Çeteler Êzidî yurttaşları kaçırarak camilerde zorunlu müslümanlaştırmaya tabi tuttu. Ezidiler’in bütün kutsal mekanları çeteler tarafından talan edilerek evlerinden çıkartıldı ve göçe zorlandı.
EFRÎN’DE 22 ÊZİDÎ KÖYÜ
Efrîn kantonunda 22 Êzidî köyü bulunuyor ve 25 bin Êzidî yurttaş yaşıyor. (Basûfan, Feqîra, Qestel Cindo, Elî Qîna, Qîbarê, Xezawiye, Biric Ebdelo, Qetme, Êyn Dara, Tirindê, Sînka, Kefer Zêt, Îska, Şadiriye, Kîmar, Çeqela, Aşka Rojhilat, Baî, Qicûma, Qîle ve Cindirês merkezi).
5 BİN’DEN FAZLA ALEWİ
Efrîn’de binlerce Alewi yurttaşı yaşamakta.
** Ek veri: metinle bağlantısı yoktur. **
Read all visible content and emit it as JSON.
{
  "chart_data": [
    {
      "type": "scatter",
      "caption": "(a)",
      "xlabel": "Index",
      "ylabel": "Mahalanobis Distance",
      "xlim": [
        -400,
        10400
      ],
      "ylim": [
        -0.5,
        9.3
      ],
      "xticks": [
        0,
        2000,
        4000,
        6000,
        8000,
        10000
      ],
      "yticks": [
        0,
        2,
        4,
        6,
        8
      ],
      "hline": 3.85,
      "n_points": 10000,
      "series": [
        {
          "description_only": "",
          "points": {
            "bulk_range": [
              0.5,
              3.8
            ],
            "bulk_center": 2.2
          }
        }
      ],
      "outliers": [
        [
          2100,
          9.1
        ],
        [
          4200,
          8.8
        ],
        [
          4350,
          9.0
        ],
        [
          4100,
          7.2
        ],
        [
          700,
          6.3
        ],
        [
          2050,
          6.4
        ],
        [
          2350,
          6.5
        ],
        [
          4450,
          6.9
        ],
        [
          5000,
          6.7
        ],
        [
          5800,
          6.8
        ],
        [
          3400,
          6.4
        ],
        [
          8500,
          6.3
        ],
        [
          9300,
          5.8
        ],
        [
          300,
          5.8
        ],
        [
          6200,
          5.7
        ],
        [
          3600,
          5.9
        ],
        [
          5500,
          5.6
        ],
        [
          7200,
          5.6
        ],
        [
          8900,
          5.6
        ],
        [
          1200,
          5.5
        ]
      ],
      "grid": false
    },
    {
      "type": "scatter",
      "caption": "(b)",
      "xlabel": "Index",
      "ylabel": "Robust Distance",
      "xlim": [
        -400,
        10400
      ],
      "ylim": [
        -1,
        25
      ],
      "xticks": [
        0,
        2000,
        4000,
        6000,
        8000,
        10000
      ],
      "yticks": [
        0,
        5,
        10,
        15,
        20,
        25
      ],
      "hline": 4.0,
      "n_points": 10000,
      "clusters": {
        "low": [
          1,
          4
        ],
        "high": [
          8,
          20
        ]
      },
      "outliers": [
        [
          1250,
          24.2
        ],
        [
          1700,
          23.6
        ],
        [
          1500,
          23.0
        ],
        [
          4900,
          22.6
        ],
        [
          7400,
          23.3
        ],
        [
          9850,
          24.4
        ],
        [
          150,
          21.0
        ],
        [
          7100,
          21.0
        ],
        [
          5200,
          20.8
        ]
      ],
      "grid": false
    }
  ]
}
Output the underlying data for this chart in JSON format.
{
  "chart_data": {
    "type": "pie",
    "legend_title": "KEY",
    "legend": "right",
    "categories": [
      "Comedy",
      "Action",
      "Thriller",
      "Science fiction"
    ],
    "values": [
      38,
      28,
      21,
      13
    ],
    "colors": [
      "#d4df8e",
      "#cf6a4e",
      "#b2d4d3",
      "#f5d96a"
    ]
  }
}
Bunlar Mabeta ilçesinde ve 5 bin kişiden fazladır. Kendilerini Alewi Meclisi ile örgütleyen yurttaşların durumu işgalci Türk devleti saldırılarından sonra dağıldı.
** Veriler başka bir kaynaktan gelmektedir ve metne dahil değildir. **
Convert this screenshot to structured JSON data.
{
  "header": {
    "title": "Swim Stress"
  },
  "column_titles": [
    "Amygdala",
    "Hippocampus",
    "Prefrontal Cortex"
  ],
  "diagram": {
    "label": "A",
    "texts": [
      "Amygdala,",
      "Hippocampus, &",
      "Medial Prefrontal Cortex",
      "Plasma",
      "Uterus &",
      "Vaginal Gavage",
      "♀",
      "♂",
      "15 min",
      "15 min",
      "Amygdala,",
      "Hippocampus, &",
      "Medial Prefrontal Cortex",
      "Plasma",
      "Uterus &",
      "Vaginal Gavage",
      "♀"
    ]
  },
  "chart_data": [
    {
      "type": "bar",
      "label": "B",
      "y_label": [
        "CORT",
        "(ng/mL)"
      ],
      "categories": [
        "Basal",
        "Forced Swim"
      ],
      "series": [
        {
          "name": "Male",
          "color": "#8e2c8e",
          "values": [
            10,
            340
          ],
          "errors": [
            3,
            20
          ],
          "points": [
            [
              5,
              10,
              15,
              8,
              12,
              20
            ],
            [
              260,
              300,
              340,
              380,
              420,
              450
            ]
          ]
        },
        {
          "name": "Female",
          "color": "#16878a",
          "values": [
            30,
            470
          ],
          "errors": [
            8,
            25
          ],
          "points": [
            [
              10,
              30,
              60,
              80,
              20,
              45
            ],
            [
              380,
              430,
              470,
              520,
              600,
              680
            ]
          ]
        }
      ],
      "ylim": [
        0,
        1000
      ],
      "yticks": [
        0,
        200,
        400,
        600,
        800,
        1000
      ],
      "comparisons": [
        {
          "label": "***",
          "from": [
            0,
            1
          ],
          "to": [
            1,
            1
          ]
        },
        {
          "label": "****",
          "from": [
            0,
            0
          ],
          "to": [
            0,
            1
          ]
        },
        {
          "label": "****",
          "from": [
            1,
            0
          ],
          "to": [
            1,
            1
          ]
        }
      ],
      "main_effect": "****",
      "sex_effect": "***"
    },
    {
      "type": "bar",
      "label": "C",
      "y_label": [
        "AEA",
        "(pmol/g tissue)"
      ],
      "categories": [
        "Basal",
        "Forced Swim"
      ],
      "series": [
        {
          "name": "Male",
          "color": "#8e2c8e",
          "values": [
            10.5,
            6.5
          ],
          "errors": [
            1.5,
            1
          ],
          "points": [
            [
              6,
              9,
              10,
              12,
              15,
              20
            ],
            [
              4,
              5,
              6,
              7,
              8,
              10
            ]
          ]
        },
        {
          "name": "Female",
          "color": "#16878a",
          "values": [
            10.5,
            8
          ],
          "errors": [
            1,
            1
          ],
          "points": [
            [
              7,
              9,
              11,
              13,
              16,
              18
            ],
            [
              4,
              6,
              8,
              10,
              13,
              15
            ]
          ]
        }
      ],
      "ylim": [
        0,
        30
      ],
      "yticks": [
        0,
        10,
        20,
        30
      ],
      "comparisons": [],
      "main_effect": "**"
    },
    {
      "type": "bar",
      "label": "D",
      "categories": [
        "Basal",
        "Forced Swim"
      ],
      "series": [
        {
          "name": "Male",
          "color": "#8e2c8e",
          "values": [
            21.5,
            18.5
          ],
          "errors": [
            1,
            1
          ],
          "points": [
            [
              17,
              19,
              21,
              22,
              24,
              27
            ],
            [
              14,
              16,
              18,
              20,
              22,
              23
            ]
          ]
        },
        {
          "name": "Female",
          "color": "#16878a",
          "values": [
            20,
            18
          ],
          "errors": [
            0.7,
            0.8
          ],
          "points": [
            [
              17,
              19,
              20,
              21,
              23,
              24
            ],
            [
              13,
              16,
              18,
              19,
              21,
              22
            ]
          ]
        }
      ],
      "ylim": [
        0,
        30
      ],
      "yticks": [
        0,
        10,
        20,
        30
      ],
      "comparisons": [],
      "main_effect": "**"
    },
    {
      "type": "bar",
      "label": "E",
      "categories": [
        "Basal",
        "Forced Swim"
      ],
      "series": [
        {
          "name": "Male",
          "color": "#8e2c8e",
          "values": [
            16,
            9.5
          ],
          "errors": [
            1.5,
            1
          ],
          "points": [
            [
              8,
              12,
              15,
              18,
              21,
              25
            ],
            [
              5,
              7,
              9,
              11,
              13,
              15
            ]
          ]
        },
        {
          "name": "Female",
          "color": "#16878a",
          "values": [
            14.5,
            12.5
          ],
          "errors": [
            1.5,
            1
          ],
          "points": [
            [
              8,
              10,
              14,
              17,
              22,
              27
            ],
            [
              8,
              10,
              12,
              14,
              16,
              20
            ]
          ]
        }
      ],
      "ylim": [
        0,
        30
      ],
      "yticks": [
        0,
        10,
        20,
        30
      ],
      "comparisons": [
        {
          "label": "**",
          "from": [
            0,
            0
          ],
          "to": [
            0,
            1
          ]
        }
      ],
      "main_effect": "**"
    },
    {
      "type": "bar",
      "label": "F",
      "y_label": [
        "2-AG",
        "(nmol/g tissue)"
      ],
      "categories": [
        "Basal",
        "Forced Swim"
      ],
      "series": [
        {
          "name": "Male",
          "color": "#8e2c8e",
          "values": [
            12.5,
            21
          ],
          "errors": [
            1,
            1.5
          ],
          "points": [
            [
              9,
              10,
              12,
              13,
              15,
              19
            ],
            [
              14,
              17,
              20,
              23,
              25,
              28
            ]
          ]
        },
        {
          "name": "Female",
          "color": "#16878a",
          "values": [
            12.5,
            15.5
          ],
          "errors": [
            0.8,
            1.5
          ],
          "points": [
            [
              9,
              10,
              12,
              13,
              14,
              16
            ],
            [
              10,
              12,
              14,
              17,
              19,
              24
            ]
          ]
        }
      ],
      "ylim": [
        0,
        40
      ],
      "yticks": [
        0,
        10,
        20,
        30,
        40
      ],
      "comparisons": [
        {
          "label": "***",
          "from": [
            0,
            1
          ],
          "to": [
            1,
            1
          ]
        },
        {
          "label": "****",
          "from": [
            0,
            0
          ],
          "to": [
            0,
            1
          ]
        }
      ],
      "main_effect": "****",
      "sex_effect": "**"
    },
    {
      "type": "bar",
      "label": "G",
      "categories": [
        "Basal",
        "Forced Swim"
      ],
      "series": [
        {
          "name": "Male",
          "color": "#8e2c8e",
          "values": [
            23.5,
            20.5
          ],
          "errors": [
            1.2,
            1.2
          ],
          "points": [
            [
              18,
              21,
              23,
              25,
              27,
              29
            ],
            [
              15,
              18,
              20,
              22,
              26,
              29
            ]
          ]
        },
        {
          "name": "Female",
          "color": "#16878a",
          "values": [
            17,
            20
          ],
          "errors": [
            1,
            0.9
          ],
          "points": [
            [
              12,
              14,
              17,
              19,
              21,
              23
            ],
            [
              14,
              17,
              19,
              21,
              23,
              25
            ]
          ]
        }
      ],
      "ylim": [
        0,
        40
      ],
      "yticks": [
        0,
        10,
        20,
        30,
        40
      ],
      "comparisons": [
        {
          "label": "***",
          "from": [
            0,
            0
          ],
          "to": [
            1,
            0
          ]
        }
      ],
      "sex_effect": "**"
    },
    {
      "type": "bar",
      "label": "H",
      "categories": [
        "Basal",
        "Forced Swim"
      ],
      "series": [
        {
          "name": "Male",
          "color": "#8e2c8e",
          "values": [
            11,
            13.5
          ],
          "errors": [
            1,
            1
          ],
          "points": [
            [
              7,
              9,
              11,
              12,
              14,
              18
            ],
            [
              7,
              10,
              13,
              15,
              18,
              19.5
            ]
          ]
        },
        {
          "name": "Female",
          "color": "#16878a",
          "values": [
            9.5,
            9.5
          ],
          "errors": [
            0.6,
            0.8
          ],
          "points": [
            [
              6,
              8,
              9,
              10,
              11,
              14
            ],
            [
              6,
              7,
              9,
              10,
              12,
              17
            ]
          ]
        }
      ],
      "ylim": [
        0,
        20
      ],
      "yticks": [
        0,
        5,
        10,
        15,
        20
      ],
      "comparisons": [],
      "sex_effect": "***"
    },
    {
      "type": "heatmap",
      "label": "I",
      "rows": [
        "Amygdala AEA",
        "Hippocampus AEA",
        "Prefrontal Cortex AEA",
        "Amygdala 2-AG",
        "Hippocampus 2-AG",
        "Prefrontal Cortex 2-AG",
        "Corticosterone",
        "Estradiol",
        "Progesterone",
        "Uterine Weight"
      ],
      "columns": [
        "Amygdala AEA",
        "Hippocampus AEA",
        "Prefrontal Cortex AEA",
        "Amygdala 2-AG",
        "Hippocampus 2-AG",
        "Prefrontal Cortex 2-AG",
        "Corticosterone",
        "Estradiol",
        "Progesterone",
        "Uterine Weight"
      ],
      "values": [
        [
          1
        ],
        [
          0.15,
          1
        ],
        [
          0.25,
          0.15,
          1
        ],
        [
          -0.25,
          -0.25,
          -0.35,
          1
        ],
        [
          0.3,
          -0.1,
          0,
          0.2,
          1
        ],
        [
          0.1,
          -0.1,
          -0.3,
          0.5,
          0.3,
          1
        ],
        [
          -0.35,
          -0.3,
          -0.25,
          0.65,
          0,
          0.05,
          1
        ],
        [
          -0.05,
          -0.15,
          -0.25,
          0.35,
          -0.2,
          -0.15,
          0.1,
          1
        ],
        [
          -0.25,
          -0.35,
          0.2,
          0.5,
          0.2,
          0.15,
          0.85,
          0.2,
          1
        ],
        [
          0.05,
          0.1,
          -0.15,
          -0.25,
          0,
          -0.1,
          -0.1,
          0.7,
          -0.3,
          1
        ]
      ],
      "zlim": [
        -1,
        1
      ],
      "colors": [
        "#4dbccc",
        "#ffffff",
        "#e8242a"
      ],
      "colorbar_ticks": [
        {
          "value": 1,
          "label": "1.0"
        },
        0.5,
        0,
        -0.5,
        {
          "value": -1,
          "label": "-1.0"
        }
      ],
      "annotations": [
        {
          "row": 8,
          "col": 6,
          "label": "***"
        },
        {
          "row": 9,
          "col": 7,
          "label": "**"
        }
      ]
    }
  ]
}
İşgalci Türk devleti Efrîn ve çevre köylerinde saldırılarını arttırarak kutsal mekan ve mezarlıklara da saldırmaya başladı. Êzidî ve Alewi yurttaşlar, işgalci devletin katliam endişesiyle evlerini terk etmek zorunda kalarak Şehba’daki Berxwedan ve Serdem Kampı’na geçti.
Cindires ilçesi Feqira köyünden olan Êzidî yurttaş Derwîş Marko (83), Türk devleti ve çetelerinin işgaline yönelik şunları belirtti:” Türk devleti Osmanlı dönemini canlandırmak ve zorla bizi evlerimizden çıkarıyor. Kutsal mekanlarımızı talan ederek bizleri zorla Müslümanlaşmaya çalışıyor”.
‘BAŞ EĞMEYECEĞİZ”
Şêrawa ilçesi Şadiye köyünden olan Henîfe Elî Nesir, çetelerin kadınları özellikle de Êzidî kadınları kaçırdığını ve DAIŞ çetelerinin baskılarını uyguladıklarını belirtti.
Alewi yurttaşı Hisên Ehmed ise, konuya ilişkin Türk devletinin çeteleri beslediğini bölgelerini talan ettiklerini milyonlarca Suriyeli yurttaşı yurtlarından ettiğini belirterek, “ Şu anda Efrîn’de katliam uyguluyor. Fakat ne yaparsa yapsın baş eğmeyeceğiz” dedi.
Alewi mezhebinden Welîd Hemo da, Alewi toplumunun işgalci Türk devletinin inşa ettiği meclisi kabullenmediğini yurttaşları göçe zorladıklarını ve çeteleri evlere yerleştirdiklerini belirtti.